# Thread: Convergence True or False Proof

1. ## Convergence True or False Proof

If $\displaystyle a_k \to 0$ as $\displaystyle k \to \infty$, and $\displaystyle \displaystyle\sum_{k=1}^{\infty} a_k$ converges, then $\displaystyle a_k \downarrow 0$ as $\displaystyle k \to \infty$.

I think this is false and my example is $\displaystyle (-1)^k \frac{1}{k^2}$. What you think?
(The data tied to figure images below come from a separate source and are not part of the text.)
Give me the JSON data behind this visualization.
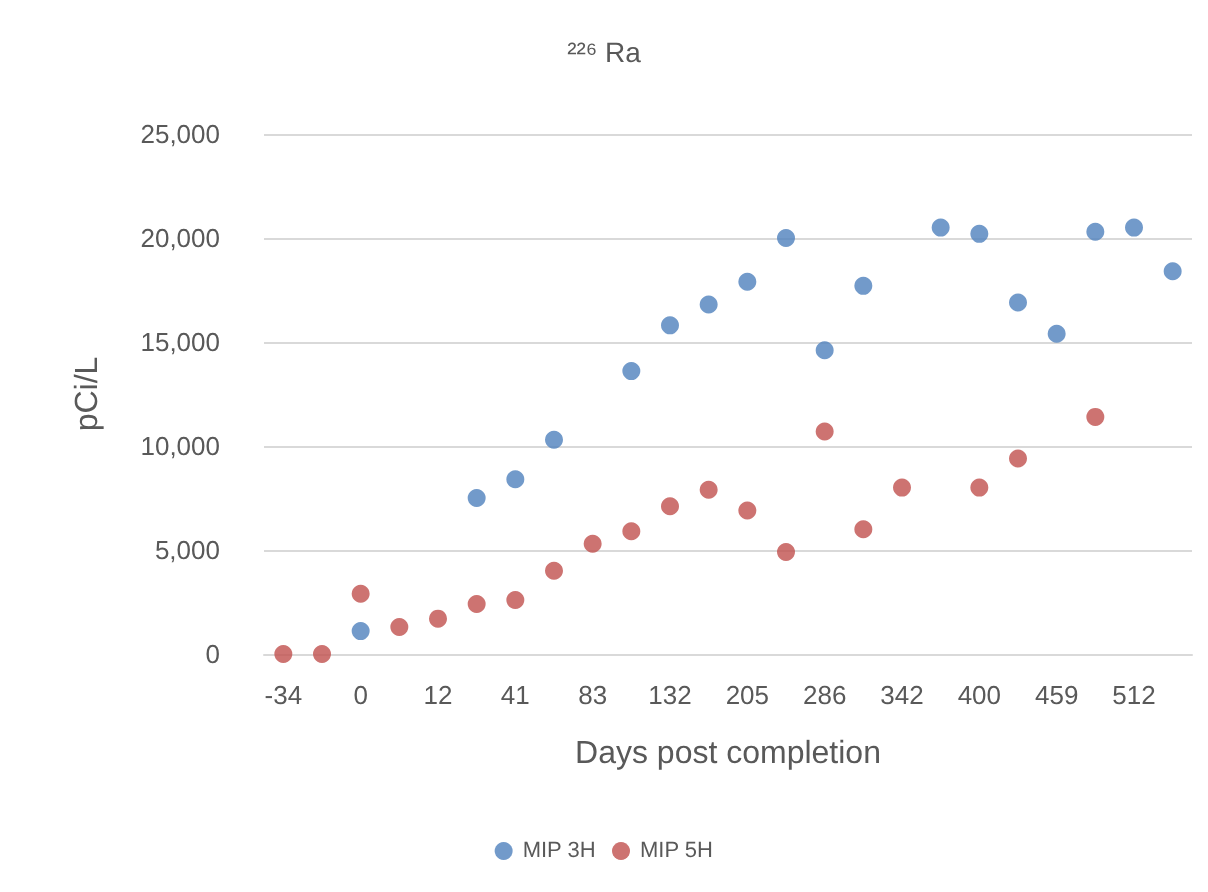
{
  "chart_data": {
    "type": "scatter",
    "title": "²²⁶ Ra",
    "xlabel": "Days post completion",
    "ylabel": "pCi/L",
    "categories": [
      "-34",
      null,
      "0",
      null,
      "12",
      null,
      "41",
      null,
      "83",
      null,
      "132",
      null,
      "205",
      null,
      "286",
      null,
      "342",
      null,
      "400",
      null,
      "459",
      null,
      "512",
      null
    ],
    "series": [
      {
        "name": "MIP 3H",
        "color": "#4f81bd",
        "values": [
          null,
          null,
          1100,
          null,
          null,
          7500,
          8400,
          10300,
          null,
          13600,
          15800,
          16800,
          17900,
          20000,
          14600,
          17700,
          null,
          20500,
          20200,
          16900,
          15400,
          20300,
          20500,
          18400
        ]
      },
      {
        "name": "MIP 5H",
        "color": "#c0504d",
        "values": [
          0,
          0,
          2900,
          1300,
          1700,
          2400,
          2600,
          4000,
          5300,
          5900,
          7100,
          7900,
          6900,
          4900,
          10700,
          6000,
          8000,
          null,
          8000,
          9400,
          null,
          11400,
          null,
          null
        ]
      }
    ],
    "ylim": [
      0,
      25000
    ],
    "yticks": [
      {
        "value": 0,
        "label": "0"
      },
      {
        "value": 5000,
        "label": "5,000"
      },
      {
        "value": 10000,
        "label": "10,000"
      },
      {
        "value": 15000,
        "label": "15,000"
      },
      {
        "value": 20000,
        "label": "20,000"
      },
      {
        "value": 25000,
        "label": "25,000"
      }
    ],
    "grid": "y",
    "legend": "bottom",
    "marker": "circle"
  }
}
2. Originally Posted by ThreeLeftsAndHome
If $\displaystyle a_k \to 0$ as $\displaystyle k \to \infty$, and $\displaystyle \displaystyle\sum_{k=1}^{\infty} a_k$ converges, then $\displaystyle a_k \downarrow 0$ as $\displaystyle k \to \infty$.
first information is irrelevant since given the convergence of the series, then $\displaystyle a_k\to0$ as $\displaystyle k\to\infty.$

oh, i think is misread the problem, wonder what does mean $\displaystyle a_k\downarrow0.$

3. Originally Posted by Krizalid
first information is irrelevant since given the convergence of the series, then $\displaystyle a_k\to0$ as $\displaystyle k\to\infty.$

oh, i think is misread the problem, wonder what does mean $\displaystyle a_k\downarrow0.$
I think it means that $\displaystyle a_k$ is monotone decreasing.

4. ah well, but it doesn't say if $\displaystyle a_n\ge0,$ so the counterexample is correct.